The Way to the Stars (d. Anthony Asquith, 1945) is one of the most effective and understated films about the conflict made during the Second World War, though it features no combat scenes and only three (brief) shots from inside a cockpit. Taking its title from the Latin script on the Royal Air Force coat of arms - 'Per ardua ad astra' - its genesis lay in the RAF experiences of playwright Terence Rattigan, which he initially used in his play Flare Path. Rattigan eventually re-shaped this material into a screenplay in collaboration with producer Anatole de Grunwald and Anthony Asquith, who directed ten films taken from his work.
The film is told in flashback and is set between 1940 and 1944. The celebrated opening sequence is made up of a series of elaborate tracking shots that survey the now abandoned airbase, casually introducing a number of props and motifs that will be referred to at later points in the film. This approach was later emulated in the Hollywood film about American bombing raids over Germany, Twelve O'Clock High (d. Henry King, 1949).
Seen today, the film's reserve and low-key approach could make some viewers dismiss it as merely another example of the 'stiff upper lip' school of filmmaking. However, like Brief Encounter (d. David Lean, 1945), The Way to the Stars effectively comments on the traditional emotional reticence of the British by weaving a critique of it into the fabric of the story, turning it into a theme of the film. The introduction in the film's second half of the American flyers (as exemplified by the wise-cracking Bonar Colleano, making his film debut) further emphasises this.

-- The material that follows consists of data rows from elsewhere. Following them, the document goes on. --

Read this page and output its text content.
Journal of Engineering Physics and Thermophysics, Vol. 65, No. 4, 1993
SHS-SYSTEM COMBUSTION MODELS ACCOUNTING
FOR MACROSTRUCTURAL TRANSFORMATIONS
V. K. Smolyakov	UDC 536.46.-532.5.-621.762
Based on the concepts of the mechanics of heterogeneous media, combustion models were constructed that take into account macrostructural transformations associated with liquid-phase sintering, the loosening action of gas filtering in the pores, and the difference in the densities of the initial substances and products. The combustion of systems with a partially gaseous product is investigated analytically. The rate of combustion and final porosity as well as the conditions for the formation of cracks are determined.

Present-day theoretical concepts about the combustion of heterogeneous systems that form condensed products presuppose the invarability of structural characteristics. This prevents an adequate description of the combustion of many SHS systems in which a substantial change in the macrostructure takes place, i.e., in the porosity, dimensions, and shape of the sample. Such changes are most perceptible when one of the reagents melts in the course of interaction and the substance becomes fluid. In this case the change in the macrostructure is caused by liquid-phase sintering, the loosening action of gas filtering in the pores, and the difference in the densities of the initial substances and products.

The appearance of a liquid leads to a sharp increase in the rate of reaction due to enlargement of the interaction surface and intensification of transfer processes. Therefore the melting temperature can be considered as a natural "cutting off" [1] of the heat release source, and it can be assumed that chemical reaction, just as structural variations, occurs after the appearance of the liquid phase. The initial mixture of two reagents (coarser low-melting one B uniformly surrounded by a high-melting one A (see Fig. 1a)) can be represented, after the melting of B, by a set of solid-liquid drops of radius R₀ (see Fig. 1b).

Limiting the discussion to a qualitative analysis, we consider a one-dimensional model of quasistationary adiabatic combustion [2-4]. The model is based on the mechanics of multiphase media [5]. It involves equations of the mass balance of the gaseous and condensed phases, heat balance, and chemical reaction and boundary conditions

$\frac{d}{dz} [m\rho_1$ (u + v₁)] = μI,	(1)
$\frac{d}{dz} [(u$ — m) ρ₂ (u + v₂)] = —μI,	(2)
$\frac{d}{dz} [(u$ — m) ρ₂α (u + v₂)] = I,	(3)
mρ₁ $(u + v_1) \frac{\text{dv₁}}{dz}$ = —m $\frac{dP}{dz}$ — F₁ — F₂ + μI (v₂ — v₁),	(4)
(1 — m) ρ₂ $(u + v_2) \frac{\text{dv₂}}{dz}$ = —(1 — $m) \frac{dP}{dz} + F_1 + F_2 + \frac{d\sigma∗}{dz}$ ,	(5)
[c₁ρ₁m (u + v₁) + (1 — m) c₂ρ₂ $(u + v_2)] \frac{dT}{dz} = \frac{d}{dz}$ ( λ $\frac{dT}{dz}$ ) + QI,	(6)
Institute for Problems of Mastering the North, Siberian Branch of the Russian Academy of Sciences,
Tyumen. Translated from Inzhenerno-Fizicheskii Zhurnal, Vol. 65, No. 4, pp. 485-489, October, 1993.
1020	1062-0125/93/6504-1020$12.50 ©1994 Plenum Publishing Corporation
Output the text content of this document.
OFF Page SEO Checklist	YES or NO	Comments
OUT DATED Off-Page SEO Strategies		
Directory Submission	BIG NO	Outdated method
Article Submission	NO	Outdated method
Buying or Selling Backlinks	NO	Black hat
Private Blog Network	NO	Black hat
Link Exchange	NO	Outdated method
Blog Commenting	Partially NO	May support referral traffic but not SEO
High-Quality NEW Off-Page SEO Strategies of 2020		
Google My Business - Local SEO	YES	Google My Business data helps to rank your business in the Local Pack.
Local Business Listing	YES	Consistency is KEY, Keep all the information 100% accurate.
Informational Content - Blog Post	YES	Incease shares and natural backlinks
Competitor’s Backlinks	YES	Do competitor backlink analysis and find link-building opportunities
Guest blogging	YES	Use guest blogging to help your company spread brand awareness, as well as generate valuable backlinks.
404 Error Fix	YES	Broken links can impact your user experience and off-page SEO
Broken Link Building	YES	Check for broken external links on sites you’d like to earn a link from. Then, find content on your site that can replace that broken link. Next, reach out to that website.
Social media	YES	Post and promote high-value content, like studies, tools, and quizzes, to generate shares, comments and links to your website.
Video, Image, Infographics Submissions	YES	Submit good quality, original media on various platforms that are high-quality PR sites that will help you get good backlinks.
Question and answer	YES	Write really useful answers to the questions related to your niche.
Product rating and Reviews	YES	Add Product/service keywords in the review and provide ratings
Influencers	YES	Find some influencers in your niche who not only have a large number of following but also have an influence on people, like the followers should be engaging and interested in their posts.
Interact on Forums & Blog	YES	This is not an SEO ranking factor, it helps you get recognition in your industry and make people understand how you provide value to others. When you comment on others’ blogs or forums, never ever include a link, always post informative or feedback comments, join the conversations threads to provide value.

It also puts into relief the film's main focus - Penrose's development from callow youth into a burned-out, emotionally detached pilot, and his eventual return to life and love. In this respect at least the film has much in common with the more flamboyant A Matter of Life and Death (d. Michael Powell/Emeric Pressburger, 1946).
Although attributed to Michael Redgrave's character, the poems in the film were the work of John Pudney, who served in the RAF and who wrote For Johnny during an air raid in 1941. Its popularity inspired the American release title of the film, Johnny in the Clouds, taken from the poem's opening lines: "Do not despair/For Johnny-head-in-air/He sleeps as sound/As Johnny underground/Fetch out no shroud/For Johnny-in-the-cloud".